Passaria hoje o aniversário daquele que considero o maior prosador do Século XX, Ernst Jünger, o qual levou a demanda da Liberdade a um ponto em que não só procurava furtar o Ser à tirania dos regimes e facções que movimentam e mobilizam as massas para combates longe dos do protagonismo aristocrático da Personalidade, mas também lhe tentava incutir a capacidade de se eximir às ordens do tempo rotineiro e contemporâneo. Daí que promovesse a significação das clepsidras e ampulhetas, por contarem um lapso temporal durante o qual se pretendia fazer alguma coisa; e rejeitasse os relógios, telefones e rádios, transmissores duma hora genérica e abstracta, a que se adstringia a obrigação de fazer alguma coisa. Como cantou uma solitude, não necessariamente associal, concretizada no refúgio florestal ou na observação e estudo sem as exigências formalistas da Escola.
Claro que o velho protestante - como se definia - visando resgatar a Individualidade das ameaças que de todos os lados impendiam sobre ela, teria de, nas suas palavras, ele que acreditava num Criador mas não era Cristão - chegar a um flirt com a Igreja Católica, por ser a única Instância actual que, consistentemente, preserva a dignidade, pela defesa do Livre Arbítrio. E, numa vida tão longa como a que o contemplou, de concluir pelo crescimento moral que a idade avançada permite.

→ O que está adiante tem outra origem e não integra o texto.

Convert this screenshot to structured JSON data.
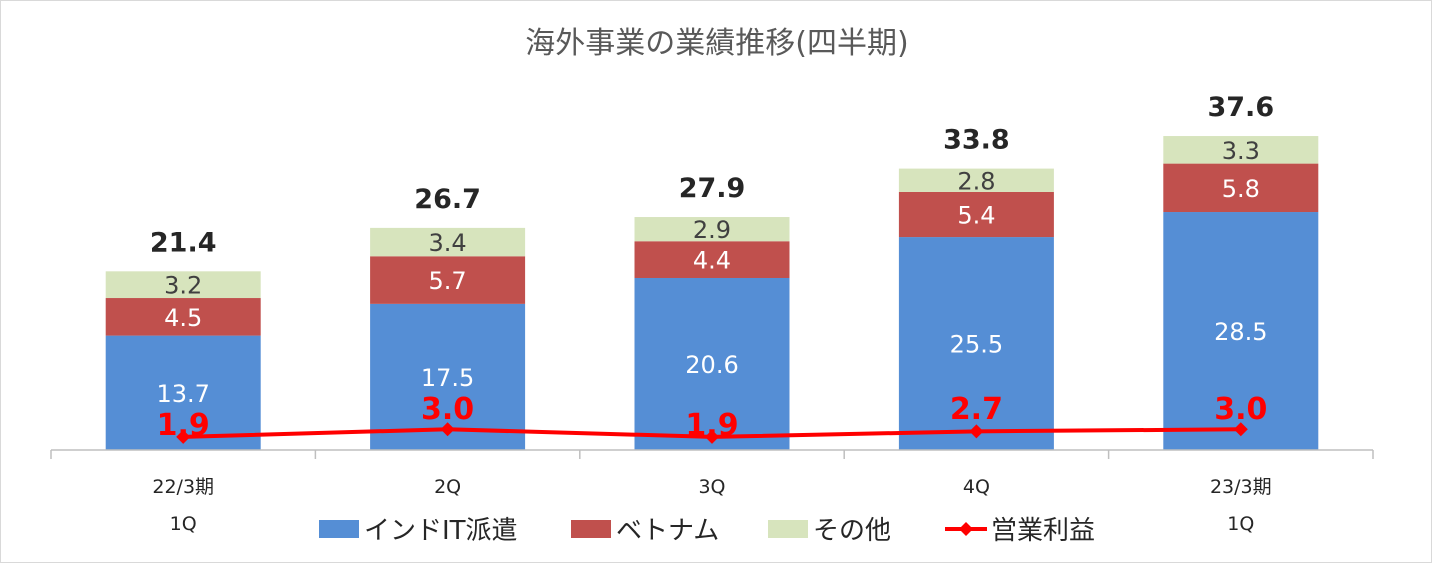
{
  "chart_data": {
    "type": "bar",
    "stacked": true,
    "title": "海外事業の業績推移(四半期)",
    "categories": [
      [
        "22/3期",
        "1Q"
      ],
      [
        "2Q"
      ],
      [
        "3Q"
      ],
      [
        "4Q"
      ],
      [
        "23/3期",
        "1Q"
      ]
    ],
    "series": [
      {
        "name": "インドIT派遣",
        "color": "#558ed5",
        "label_color": "#ffffff",
        "values": [
          13.7,
          17.5,
          20.6,
          25.5,
          28.5
        ]
      },
      {
        "name": "ベトナム",
        "color": "#c0504d",
        "label_color": "#ffffff",
        "values": [
          4.5,
          5.7,
          4.4,
          5.4,
          5.8
        ]
      },
      {
        "name": "その他",
        "color": "#d7e4bd",
        "label_color": "#404040",
        "values": [
          3.2,
          3.4,
          2.9,
          2.8,
          3.3
        ]
      }
    ],
    "totals": [
      21.4,
      26.7,
      27.9,
      33.8,
      37.6
    ],
    "line_series": {
      "name": "営業利益",
      "color": "#ff0000",
      "values": [
        1.9,
        3.0,
        1.9,
        2.7,
        3.0
      ]
    },
    "ylim": [
      0,
      40
    ],
    "line_ylim": [
      0,
      11
    ],
    "grid": false,
    "legend_position": "bottom"
  }
}
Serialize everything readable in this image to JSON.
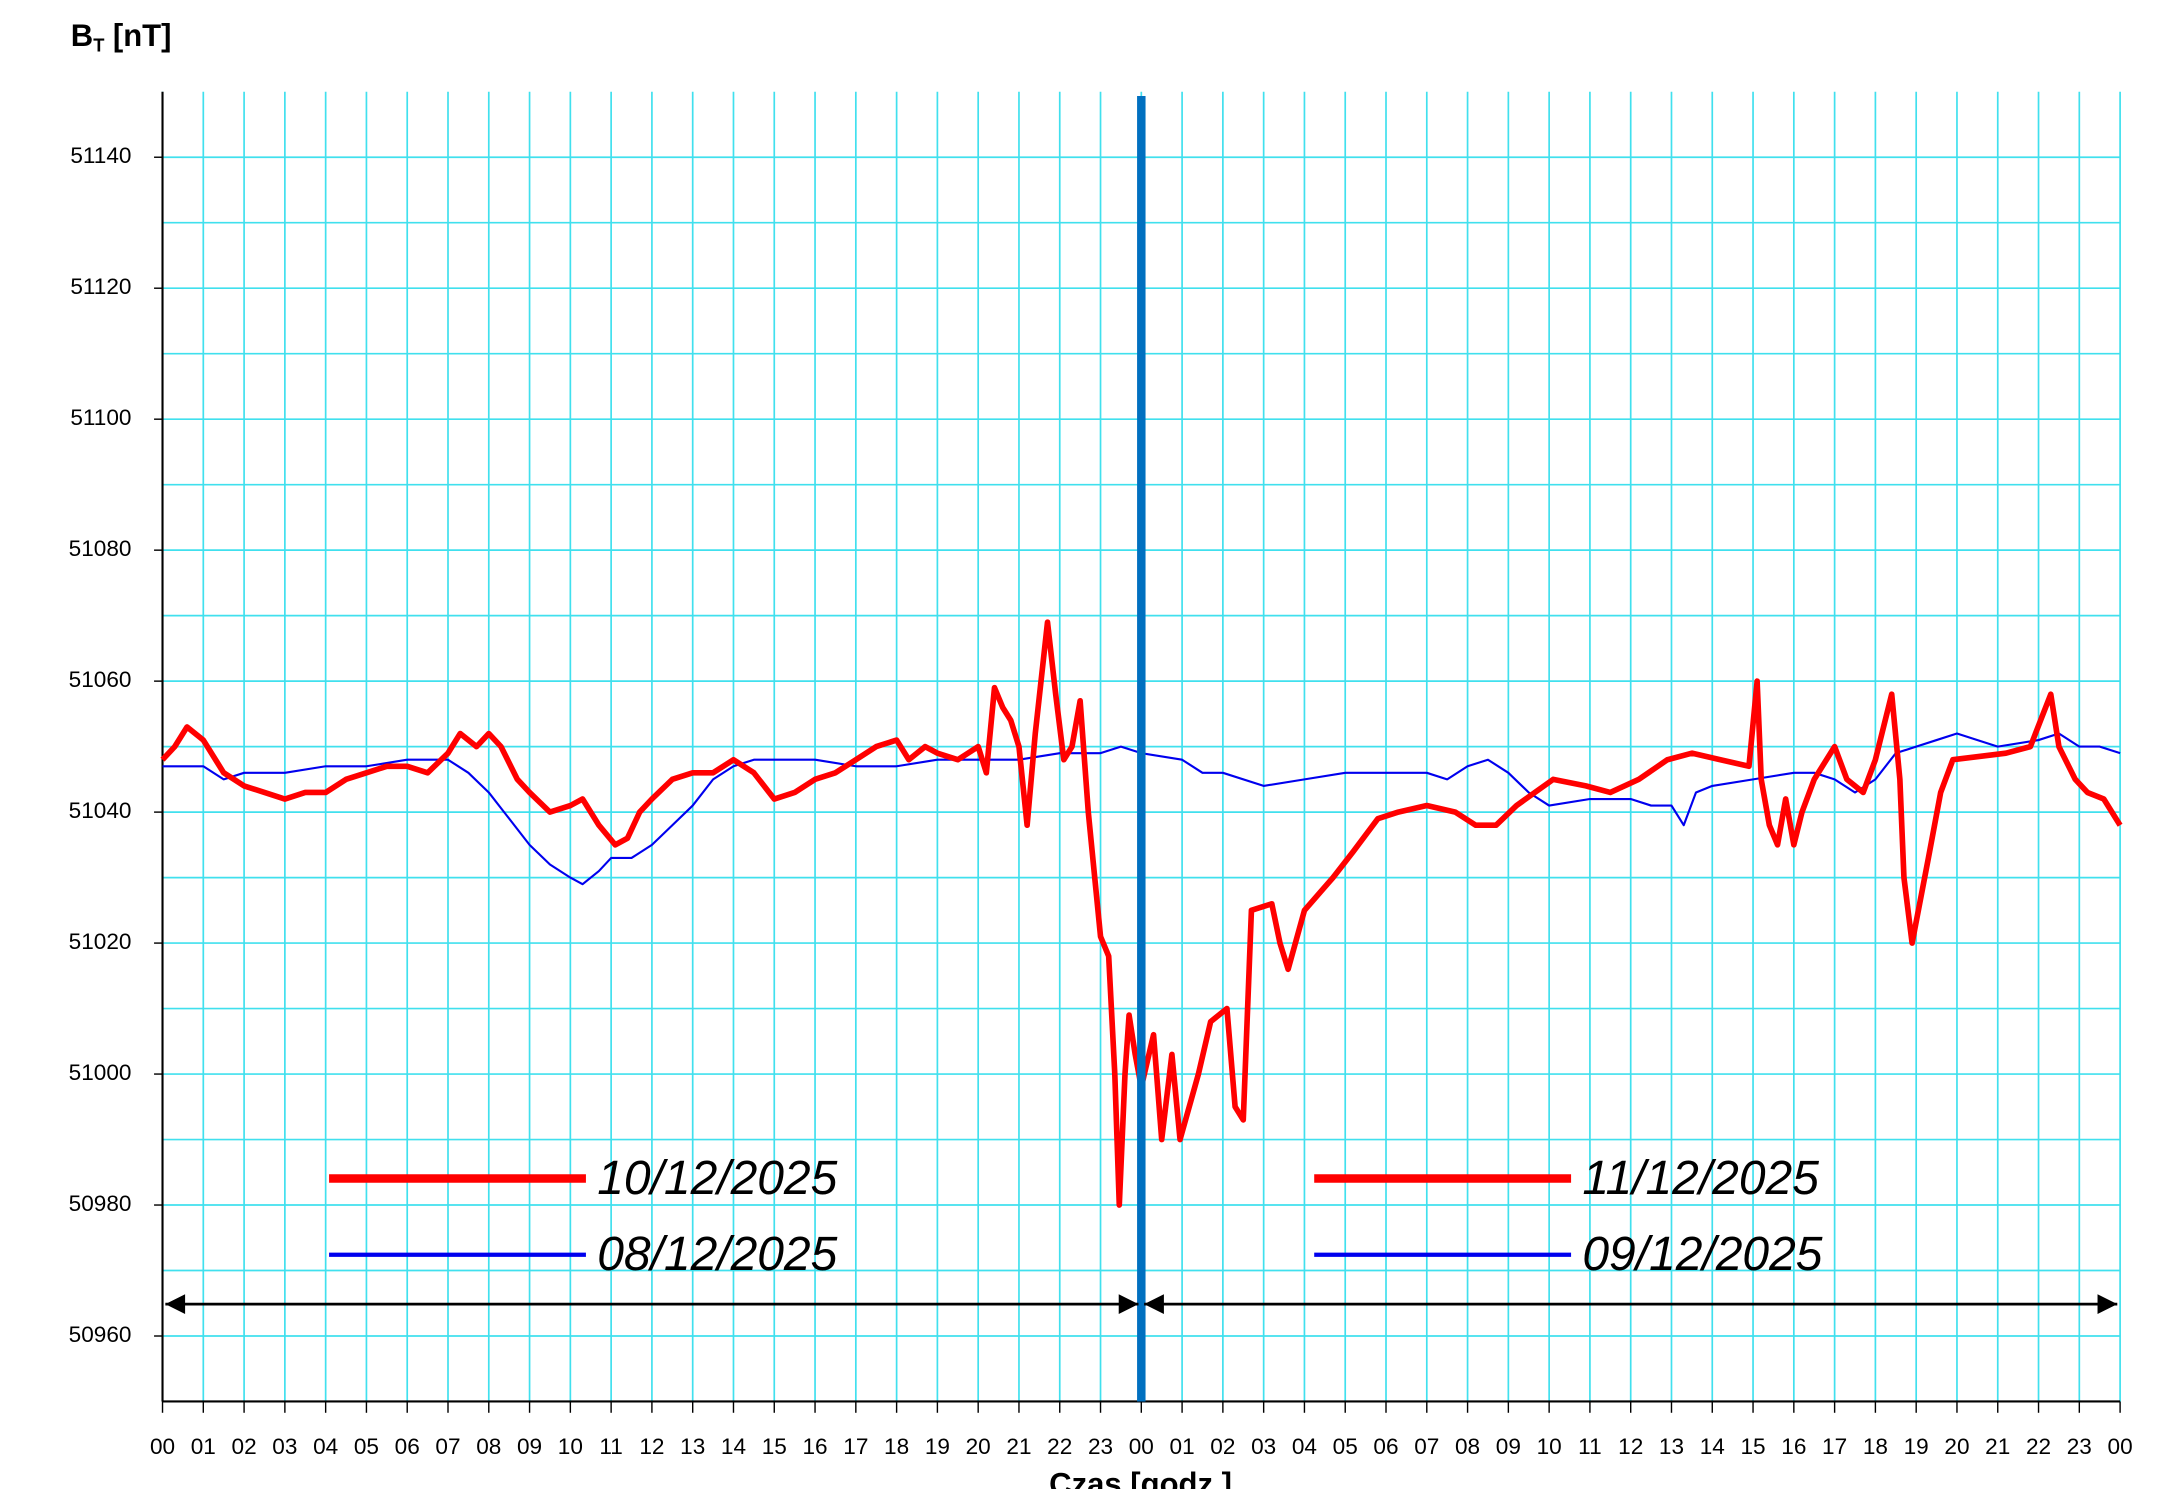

Noutro 29 de Março, o de 1966, escreveu, diaristicamente:
Nas nossas experiências, nas nossas tarefas, nos nossos deveres, quantas recriminações! Recriminações: quer dizer que nós não demos a resposta esperada. Recriminações aos olhos dos pais, dos mestres, dos camaradas, dos amigos, também daqueles que encontrámos casualmente. Dislates ligeiros, inconveniências, pretensões, gafes, faltas de jeito, más acções.
Seja: está longe, tudo isso, a anos e décadas de distância, ou remonta mesmo aos nossos tempos infantis. As feridas que nos infligimos, a nós e aos outros, estão há muito cicatrizadas. E há muitas coisas que nos resta saber ainda. Os parceiros, os cúmplices, os interessados estão mortos desde há muito. E enquanto vivos já tiraram a sua vingança de nós, ou nos perdoaram. Mais ninguém sabe o que quer que seja.
Nós expiámos, mas as cicatrizes são sempre dolorosas e, por vezes, doem mais do que as feridas. Os males que sofremos esquecêmo-los, mas àqueles que cometemos, não lhes vemos o fim.
Como explicar estas investigações retardadas de camadas interiores de que a vida se retirou, essa inquietude que recusa o apaziguamento? Primeiro, pelo facto de que, desde logo, nós envelhecemos e o nosso discernimento moral se afinou. Mas então a recordação das nossas boas acções deveria desculpar-nos. Ora, nada disso se passa. Nós erramos através do nosso passado, como se o bem se tivesse emancipado, assim como que através de uma passagem de que não apercebessemos senão as irregularidades, as depressões e os abismos.
Ou seja, na Memória sem auto-complacência reside o fundamento do Digno, pressuposta a linearidade do Tempo.